The effects of HO-2 depletion or overexpression on HS1 heme occupancy are consistent with labile heme being oxidized.A, simulation of HS1 heme occupancy as a function of HO-2 expression assuming that heme is oxidized. B, simulation of HS1 heme occupancy as a function of HO-2 expression assuming that heme is reduced. Simulations assume the following mass balance terms: [H]_Total = [H] + [HO-2-H] + [S-H]; [S]_Total = [S] + [S-H]; [HO-2]_Total = [HO-2] + [HO-2-H], where H is unbound free heme, S is apo heme sensor, HO-2 represents apo HO-2, S-H is the heme bound sensor, and HO-2-H is heme bound HO-2. The heme sensor oxidized and reduced heme K_D values were assumed to be 3 nM and 1 pM, respectively. The HO-2-H oxidized and reduced heme K_D values were assumed to be 3.6 nM and 320 nM, respectively.

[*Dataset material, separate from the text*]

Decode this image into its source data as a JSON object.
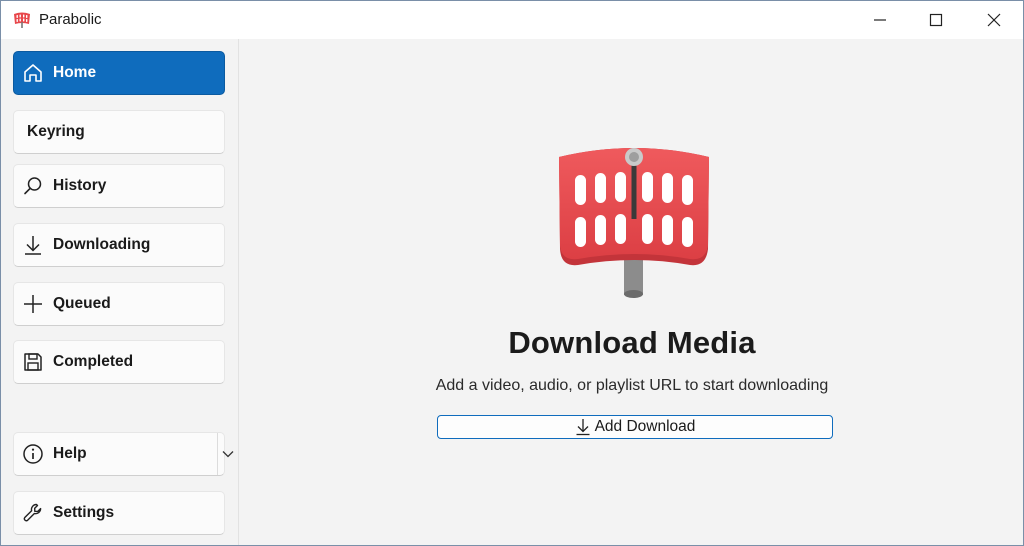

The simulations were parameterized by fixing sensor concentration [S]_Total = 10 nM, and total heme being present at 1 nM (black), 10 nM (green), or 100 nM (purple). The blue patch represents the span in cellular HO-2 concentration accessed upon its silencing (∼1 nM), endogenous expression (∼10 nM), and overexpression (∼100 nM). Simulations were conducted using ChemEQL (v. 3.2.1) (85, 86). HO, heme oxygenase; HS1, heme sensor 1.